No es ningún secreto que Del Toro tiene un universo propio. Uno polivalente, además, capaz de armonizar referentes consolidados. Fue capaz de llevar la secuela de Blade a su terreno, de que Hellboy respirara independientemente de los cómics, y de que Pacific Rim hiciera que nos replanteáramos todo lo que sabíamos sobre robots gigantes. Con la historia de Gresham ha hecho lo mismo, acentuando la violencia, regodeándose en la construcción barroca de la feria, y en general dotando a la historia de un envoltorio enormemente lujoso.
La exquisita fotografía de Dan Laustsen, en compañía a las melodías de Nathan Johnson y las interpretaciones del reparto —un feroz Bradley Cooper, Cate Blanchett como femme fatale quintaesencial—, se combinan en una experiencia plástica de primer orden. Todo en ella denota la voluntad de Del Toro por asomarse al cine negro desde la pasión, pero también partiendo de una desmesura finalmente autocomplaciente.
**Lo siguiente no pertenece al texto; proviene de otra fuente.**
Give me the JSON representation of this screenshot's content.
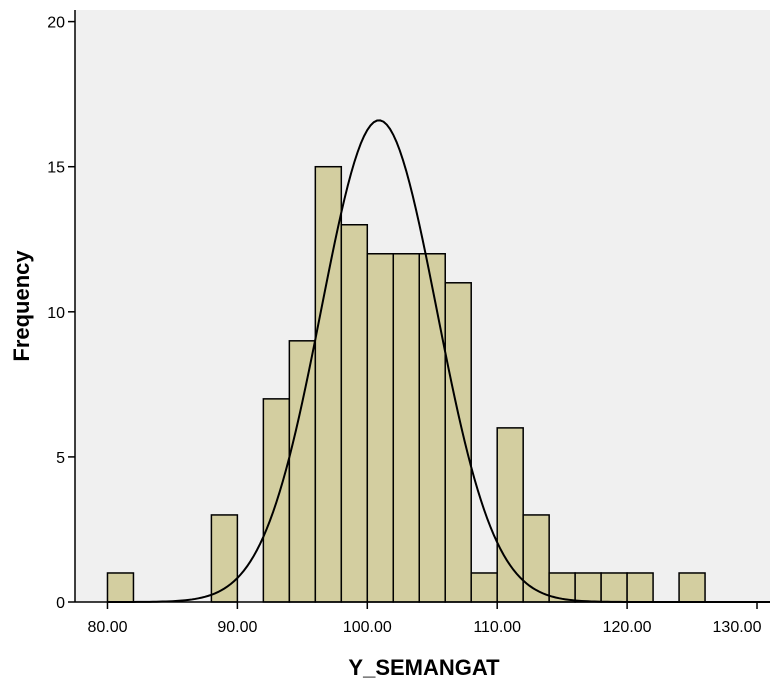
{
  "chart_data": {
    "type": "bar",
    "subtype": "histogram",
    "title": "",
    "xlabel": "Y_SEMANGAT",
    "ylabel": "Frequency",
    "xlim": [
      77.5,
      131.0
    ],
    "ylim": [
      0,
      20.4
    ],
    "x_ticks": [
      80,
      90,
      100,
      110,
      120,
      130
    ],
    "x_tick_labels": [
      "80.00",
      "90.00",
      "100.00",
      "110.00",
      "120.00",
      "130.00"
    ],
    "y_ticks": [
      0,
      5,
      10,
      15,
      20
    ],
    "y_tick_labels": [
      "0",
      "5",
      "10",
      "15",
      "20"
    ],
    "bin_width": 2,
    "bins": [
      {
        "start": 80,
        "end": 82,
        "count": 1
      },
      {
        "start": 88,
        "end": 90,
        "count": 3
      },
      {
        "start": 92,
        "end": 94,
        "count": 7
      },
      {
        "start": 94,
        "end": 96,
        "count": 9
      },
      {
        "start": 96,
        "end": 98,
        "count": 15
      },
      {
        "start": 98,
        "end": 100,
        "count": 13
      },
      {
        "start": 100,
        "end": 102,
        "count": 12
      },
      {
        "start": 102,
        "end": 104,
        "count": 12
      },
      {
        "start": 104,
        "end": 106,
        "count": 12
      },
      {
        "start": 106,
        "end": 108,
        "count": 11
      },
      {
        "start": 108,
        "end": 110,
        "count": 1
      },
      {
        "start": 110,
        "end": 112,
        "count": 6
      },
      {
        "start": 112,
        "end": 114,
        "count": 3
      },
      {
        "start": 114,
        "end": 116,
        "count": 1
      },
      {
        "start": 116,
        "end": 118,
        "count": 1
      },
      {
        "start": 118,
        "end": 120,
        "count": 1
      },
      {
        "start": 120,
        "end": 122,
        "count": 1
      },
      {
        "start": 124,
        "end": 126,
        "count": 1
      }
    ],
    "normal_curve": {
      "mean": 100.9,
      "sd": 4.45,
      "peak": 16.6
    },
    "grid": false,
    "legend": "none",
    "colors": {
      "bar_fill": "#d3cea0",
      "bar_stroke": "#000000",
      "plot_background": "#f0f0f0",
      "curve": "#000000"
    }
  }
}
El callejón de las almas perdidas dura una hora más que la versión del 47. Y se nota.
No dura más porque profundice en los temas o incorpore elementos reseñables: su absurdo metraje de 150 minutos se desarrolla a costa de sobreexplicarlo todo y alargar situaciones obedeciendo únicamente a lo cómodo que Del Toro se siente en este ambiente. Cuanto más iterativa es El callejón de las almas perdidas, en sintonía, más potencia pierden sus ideas, y con mayor virulencia arrojan al filme a la consideración de pomposo capricho que solo es capaz de remitirnos a épocas donde la concisión, felizmente, estaba a la orden del día.
Por culpa de este exceso y de su solemnidad militante —que nos hace temer a un Del Toro domesticado tras triunfar académicamente con La forma del agua—, El callejón de las almas perdidas se queda a kilómetros del magnetismo del filme al que rinde pleitesía. Es incapaz, por tanto, de responder a su espectáculo autoconsciente con otro espectáculo a la altura, e incide involuntariamente en cómo parte de las grandes ficciones del siglo XX apuntan hoy a haberse quedado obsoletas. Gresham estaría satisfecho, después de todo.